Cory Andrew Labrecque, PhD

Cory Andrew Labrecque, PhD, is Associate Professor of Theological Ethics and Bioethics, and the inaugural Chair of Educational Leadership in the Ethics of Life in the Faculty of Theology and Religious Studies at the University of Laval in Quebec City, Canada. Previously, Cory served as the Raymond F. Schinazi Scholar in Bioethics and Religious Thought, and the Director of the Master of Arts in Bioethics Program at the Center for Ethics at Emory University. He was also Co-Director of Catholic Studies in Emory’s College of Arts and Sciences.

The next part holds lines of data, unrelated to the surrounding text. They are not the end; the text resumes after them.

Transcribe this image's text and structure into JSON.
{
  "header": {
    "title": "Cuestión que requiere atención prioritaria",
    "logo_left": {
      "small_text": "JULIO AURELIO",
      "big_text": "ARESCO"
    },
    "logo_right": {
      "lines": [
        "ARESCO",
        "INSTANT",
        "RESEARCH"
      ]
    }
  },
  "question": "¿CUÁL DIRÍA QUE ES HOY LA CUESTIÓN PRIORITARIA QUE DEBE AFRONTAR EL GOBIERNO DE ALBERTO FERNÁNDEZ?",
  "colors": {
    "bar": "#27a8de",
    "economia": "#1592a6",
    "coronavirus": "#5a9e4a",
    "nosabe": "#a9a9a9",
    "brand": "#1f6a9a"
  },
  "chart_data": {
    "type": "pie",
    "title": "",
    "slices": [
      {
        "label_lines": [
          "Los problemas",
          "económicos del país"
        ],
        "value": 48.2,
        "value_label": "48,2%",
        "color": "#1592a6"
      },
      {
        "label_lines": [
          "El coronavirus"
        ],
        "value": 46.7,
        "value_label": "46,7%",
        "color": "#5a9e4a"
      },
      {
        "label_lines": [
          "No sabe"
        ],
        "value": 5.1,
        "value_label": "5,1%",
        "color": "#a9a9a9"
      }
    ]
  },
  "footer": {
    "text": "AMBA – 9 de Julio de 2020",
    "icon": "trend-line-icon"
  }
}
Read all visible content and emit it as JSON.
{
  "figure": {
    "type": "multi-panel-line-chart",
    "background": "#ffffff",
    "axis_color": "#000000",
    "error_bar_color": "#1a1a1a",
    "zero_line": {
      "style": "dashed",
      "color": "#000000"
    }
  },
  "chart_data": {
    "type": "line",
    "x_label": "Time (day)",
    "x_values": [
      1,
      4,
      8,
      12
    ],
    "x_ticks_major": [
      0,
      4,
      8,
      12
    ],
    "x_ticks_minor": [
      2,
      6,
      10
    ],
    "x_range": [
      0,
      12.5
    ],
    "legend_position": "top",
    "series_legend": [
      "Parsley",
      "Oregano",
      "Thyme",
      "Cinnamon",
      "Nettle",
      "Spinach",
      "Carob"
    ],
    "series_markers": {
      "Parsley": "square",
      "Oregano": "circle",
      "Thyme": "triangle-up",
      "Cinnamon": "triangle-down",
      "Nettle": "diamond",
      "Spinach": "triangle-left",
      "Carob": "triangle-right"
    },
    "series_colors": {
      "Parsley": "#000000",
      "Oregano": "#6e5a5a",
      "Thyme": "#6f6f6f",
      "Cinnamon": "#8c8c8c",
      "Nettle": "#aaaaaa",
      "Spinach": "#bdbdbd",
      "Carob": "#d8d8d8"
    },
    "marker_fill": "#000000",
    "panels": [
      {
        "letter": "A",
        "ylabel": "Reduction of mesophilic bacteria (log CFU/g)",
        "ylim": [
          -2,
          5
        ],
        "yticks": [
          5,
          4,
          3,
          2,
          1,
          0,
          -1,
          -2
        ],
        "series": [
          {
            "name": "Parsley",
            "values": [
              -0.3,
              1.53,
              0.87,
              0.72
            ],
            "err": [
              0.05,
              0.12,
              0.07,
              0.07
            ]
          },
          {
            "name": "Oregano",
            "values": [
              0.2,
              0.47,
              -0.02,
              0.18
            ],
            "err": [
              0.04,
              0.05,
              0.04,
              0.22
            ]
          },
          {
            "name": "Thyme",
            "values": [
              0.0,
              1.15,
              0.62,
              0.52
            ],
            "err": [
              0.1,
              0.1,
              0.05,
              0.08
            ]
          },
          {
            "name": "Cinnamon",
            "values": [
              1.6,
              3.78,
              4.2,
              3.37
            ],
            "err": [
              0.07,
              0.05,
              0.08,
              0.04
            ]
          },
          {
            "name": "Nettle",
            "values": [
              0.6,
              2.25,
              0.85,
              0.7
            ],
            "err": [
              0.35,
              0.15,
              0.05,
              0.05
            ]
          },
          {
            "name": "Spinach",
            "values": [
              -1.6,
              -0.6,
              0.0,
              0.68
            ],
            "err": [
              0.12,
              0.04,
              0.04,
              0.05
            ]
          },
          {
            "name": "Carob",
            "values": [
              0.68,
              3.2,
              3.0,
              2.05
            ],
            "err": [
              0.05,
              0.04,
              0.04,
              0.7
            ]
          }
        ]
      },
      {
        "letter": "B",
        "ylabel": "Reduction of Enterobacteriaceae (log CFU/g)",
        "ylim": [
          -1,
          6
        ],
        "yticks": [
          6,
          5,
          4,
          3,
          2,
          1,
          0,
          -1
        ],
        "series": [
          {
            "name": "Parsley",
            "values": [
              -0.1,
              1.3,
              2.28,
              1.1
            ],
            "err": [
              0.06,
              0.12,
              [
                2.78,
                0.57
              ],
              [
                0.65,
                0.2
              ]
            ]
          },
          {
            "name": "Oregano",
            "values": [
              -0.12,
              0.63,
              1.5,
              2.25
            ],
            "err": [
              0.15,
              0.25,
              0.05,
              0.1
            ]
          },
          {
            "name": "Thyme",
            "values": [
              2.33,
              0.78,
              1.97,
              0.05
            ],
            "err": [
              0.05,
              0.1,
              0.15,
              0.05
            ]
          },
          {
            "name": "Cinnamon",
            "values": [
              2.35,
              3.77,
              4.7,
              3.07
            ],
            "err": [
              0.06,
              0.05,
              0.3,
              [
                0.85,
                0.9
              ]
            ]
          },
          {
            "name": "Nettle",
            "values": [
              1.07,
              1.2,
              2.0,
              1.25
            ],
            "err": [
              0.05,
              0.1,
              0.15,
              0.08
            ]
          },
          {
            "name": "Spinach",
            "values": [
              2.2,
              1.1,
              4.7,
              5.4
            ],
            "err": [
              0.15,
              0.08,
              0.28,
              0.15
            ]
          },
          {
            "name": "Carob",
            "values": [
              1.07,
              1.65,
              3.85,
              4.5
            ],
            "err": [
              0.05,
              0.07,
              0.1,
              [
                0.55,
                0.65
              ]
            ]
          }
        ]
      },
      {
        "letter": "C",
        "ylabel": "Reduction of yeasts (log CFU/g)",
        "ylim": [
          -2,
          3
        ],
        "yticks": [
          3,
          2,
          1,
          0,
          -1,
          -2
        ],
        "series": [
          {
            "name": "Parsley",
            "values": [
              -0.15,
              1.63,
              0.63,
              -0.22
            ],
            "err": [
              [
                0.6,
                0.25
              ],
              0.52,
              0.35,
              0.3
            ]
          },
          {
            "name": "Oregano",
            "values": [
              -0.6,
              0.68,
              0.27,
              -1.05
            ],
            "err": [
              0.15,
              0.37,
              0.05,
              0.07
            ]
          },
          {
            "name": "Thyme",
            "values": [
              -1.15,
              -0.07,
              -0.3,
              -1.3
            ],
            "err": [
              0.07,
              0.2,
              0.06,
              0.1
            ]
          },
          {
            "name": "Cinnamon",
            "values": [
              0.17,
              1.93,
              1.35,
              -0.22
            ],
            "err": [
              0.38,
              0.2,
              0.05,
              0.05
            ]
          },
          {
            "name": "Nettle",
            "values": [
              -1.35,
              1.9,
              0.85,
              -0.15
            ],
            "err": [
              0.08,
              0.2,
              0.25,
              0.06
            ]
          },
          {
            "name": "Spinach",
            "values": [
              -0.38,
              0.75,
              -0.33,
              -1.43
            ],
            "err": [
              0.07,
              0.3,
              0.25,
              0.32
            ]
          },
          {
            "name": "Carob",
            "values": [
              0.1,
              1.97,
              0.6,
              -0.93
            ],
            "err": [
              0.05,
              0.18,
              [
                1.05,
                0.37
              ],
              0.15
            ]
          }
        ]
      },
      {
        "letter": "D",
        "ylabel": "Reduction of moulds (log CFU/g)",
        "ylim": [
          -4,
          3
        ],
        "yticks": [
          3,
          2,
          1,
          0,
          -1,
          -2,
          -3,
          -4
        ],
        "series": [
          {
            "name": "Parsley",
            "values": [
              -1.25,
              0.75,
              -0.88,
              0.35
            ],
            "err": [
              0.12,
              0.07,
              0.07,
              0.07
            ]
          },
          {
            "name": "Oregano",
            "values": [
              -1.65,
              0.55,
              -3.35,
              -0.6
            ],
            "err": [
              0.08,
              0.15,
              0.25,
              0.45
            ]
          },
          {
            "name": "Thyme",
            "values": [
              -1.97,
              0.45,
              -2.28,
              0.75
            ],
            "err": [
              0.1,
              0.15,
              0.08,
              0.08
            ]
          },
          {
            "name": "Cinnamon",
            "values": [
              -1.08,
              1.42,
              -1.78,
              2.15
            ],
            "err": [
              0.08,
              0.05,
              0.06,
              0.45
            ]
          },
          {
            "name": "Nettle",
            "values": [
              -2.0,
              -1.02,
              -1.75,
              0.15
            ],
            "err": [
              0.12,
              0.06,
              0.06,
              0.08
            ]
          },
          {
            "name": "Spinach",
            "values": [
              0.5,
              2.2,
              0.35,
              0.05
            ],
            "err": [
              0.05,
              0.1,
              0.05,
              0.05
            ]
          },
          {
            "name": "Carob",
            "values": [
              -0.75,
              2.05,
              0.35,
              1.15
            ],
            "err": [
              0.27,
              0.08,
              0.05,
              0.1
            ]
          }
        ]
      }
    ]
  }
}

He earned a B.Sc. in Anatomy and Cell Biology, an M.A. in Religious Studies with specialization in Bioethics, and a Ph.D. in Religious Ethics at McGill University in Montreal, Canada, where he was a course lecturer in the Faculty of Religious Studies, the Institute of Parasitology, and the Department of Physiology for several years. Cory’s research lies at the intersection of religion, medicine, biotechnology, environment, and ethics; he is interested in the impact of emerging/transformative technologies (especially those related to regenerative and anti-ageing medicine) on philosophical and theological perspectives on human nature and the human-God-nature relationship.